FringeReview UK 2018
Jamie Andrews concludes his term as All Saints’ Organ Scholar with Langlais, Bach, Arensky, Grace, Hakim and on the piano, Sancan.
Jamie Andrews is leaving All Saints for Eton after his term a Organ Scholar expires. The church was packed with over 150 and rightly so. Andrews has built up a great deal of affection and respect – and with a podium and loft assurance perfectly in evidence when he shifts from organ to piano.
After the fine blare of Jean Langlais ‘Acclamations Carolingiennes’ from his Suite Medieval we’re treated to the cod Gothic that part of this organ was built for. Born in 1907 the blind Langlais is of the French organ generation of Duruflé, Messiaen, and Alain. So it’s paradoxical that here he’s harking back to a Romantic version of what the world of Josquin and earlier might sound like. It’s enormous fun too, a huge bell-ringing out of Notre Dame in transposed film music.
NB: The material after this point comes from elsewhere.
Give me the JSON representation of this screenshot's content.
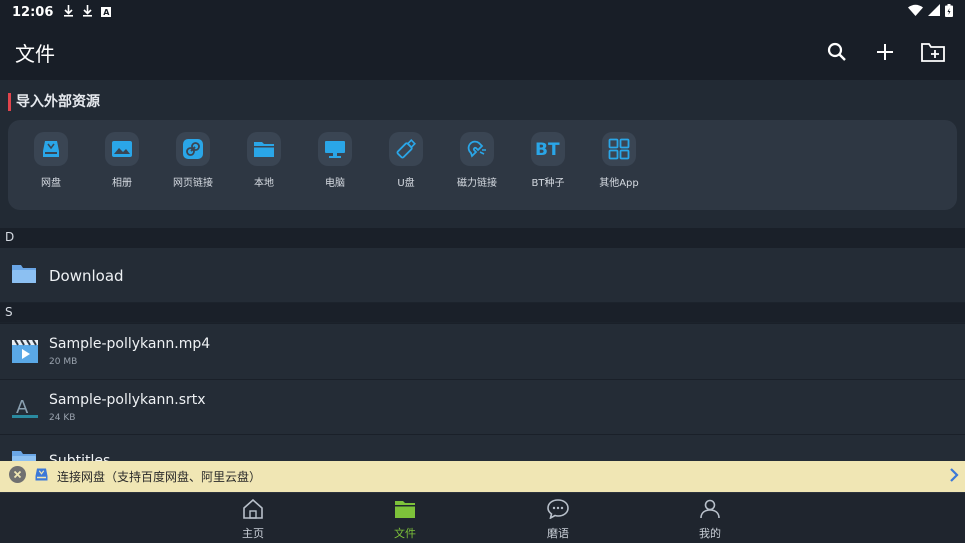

Bach’s Prelude and Fugue in F minor BWV534 is wholly different, though just as various. Using cleaner stops and pedals than the murky magnificence of Langlais, Andrews conjures some fo that tona purity you get in period organs but it’s still a pretty Victorian encrustation. The Prelude’s a bewilderingly active agent and the fugue seems to come after everything’s exhausted. Yet its dark tread owns a vigour and nailing clarity to bring all activity to rest.
By contrast Bach’s second movement from the Trio Sonata No. 3 BWV527 is a model of pellucid calm, quite hypnotic in its stillness. Andrews offers a restrained palate coming as welcome relief.
It’s partly blasted by Anton Arensky’s Basso Ostinato arranged by one A.E. Hull. A brilliant academic born in 1861, slightly older than Glazunov and dying young of drink in 1906 Arensky’s known for his four two piano suites, his superb Trio on Tchaikowsky’s death, and other chamber works; less so for his symphonies and not at all for solo works. This works is new to me in this form and it’s startling, a powerful tonal work deeply at home in this register, adding more Gregorian tones to this fascinating transcription.
Harvey Grace (1874-1944) I’d never heard of, though he’s central to London organ practice for fifty years. But his Ten Compositions should be hard on the basis of these two: ‘Reverie’ is a beautiful specimen of late Victorian sensibility stripped into German. ‘Resurgam’ has a confidence and slight brashness alien to Germans like Rheinberger and Reger, though that Art Nouveau maverick Karg-Elert seems close here. Definitely worth revisiting.
Naji Hakim’s normally very French sensibilities played against a different accent in Fanfare for Nottingham which Andrew relished in a bravura sign-off for the organ. Andrews technique has been rock solid, negotiating as best he can the power and sheen of the instrument he plays, with some of the baroque works requiring modest registration and ornament. He maanged crucially to render the instrument a different beast here, though you can feel its seethe under him.
He then crossed to the piano, where Pierre Sancan (1916-2008) was introduced as a piano composer who wrote almost exclusively very fast pieces for it. And how this piece sang in a wonderful aggregation of rhythm and zinging bravura, full of accelerando where Andrews’ rolled sleeves really did justify themselves in a whooping éclat. A thunderous end deserving a thunderous ovation to conclude Andrews’ year: full of surprise and enriching repertoire as well as watching a burgeoning talent of some magnitude.